Risk of Stroke May Persist After Discontinuing Estrogen-Only HRT
VANCOUVER, BC—Unopposed estrogen hormone replacement therapy (HRT) significantly increases the risks for ischemic strokes when compared to combination estrogen and progesterone HRT, even after it is discontinued, according to researchers at the 68th Annual AAN Meeting.
The researchers, led by Haseeb Rahman, MD, from Houston Methodist Hospital, Houston, TX, analyzed a total of 93,676 women aged 50–79 years old. Their data was retrieved from those who took part in the 12 ± 1 year Observational Study (OS) as part of the Women's Health Initiative (WHI).
At baseline, 11,364 of the total participants had used unopposed estrogen while 58,461 had never used unopposed estrogen.
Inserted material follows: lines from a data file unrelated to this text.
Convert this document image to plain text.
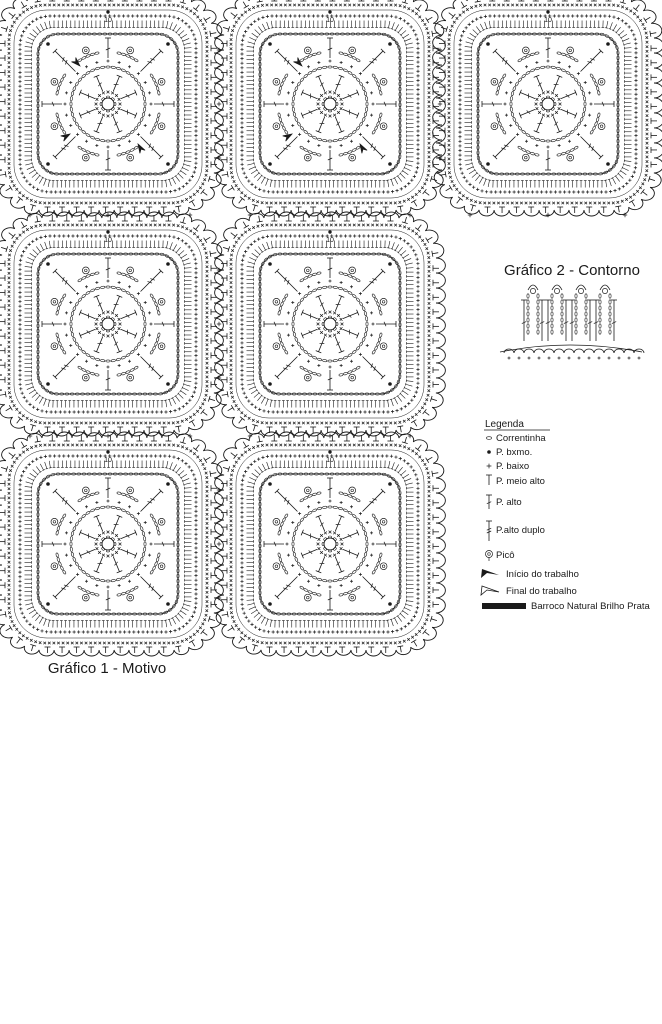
10	10	10
10	10
10	10
Gráfico 1 - Motivo
Gráfico 2 - Contorno
Legenda
Correntinha
P. bxmo.
P. baixo
P. meio alto
P. alto
P.alto duplo
Picô
Início do trabalho
Final do trabalho
Barroco Natural Brilho Prata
A significantly greater proportion of those who used unopposed estrogen developed ischemic stroke outcomes (3.1%) compared with those who had never used unopposed estrogen (2.3%), (P<0.0001).
Similarly, yet not as significant, a greater proportion of those who had used EPT (7,993) at baseline developed ischemic stroke outcomes (2.8%), compared to those who never used EPT (2.4%) (P=0.09).
The long-term nature of this study reinforces previous study findings, that unopposed estrogen HRT increases risk for ischemic stroke, even after therapy is discontinued. However, the study suggests that that the continued combination of estrogen and progesterone HRT was not associated with a significantly increased risk. “Further prospective studies are required to further investigate these correlations,” concluded Dr. Rahman.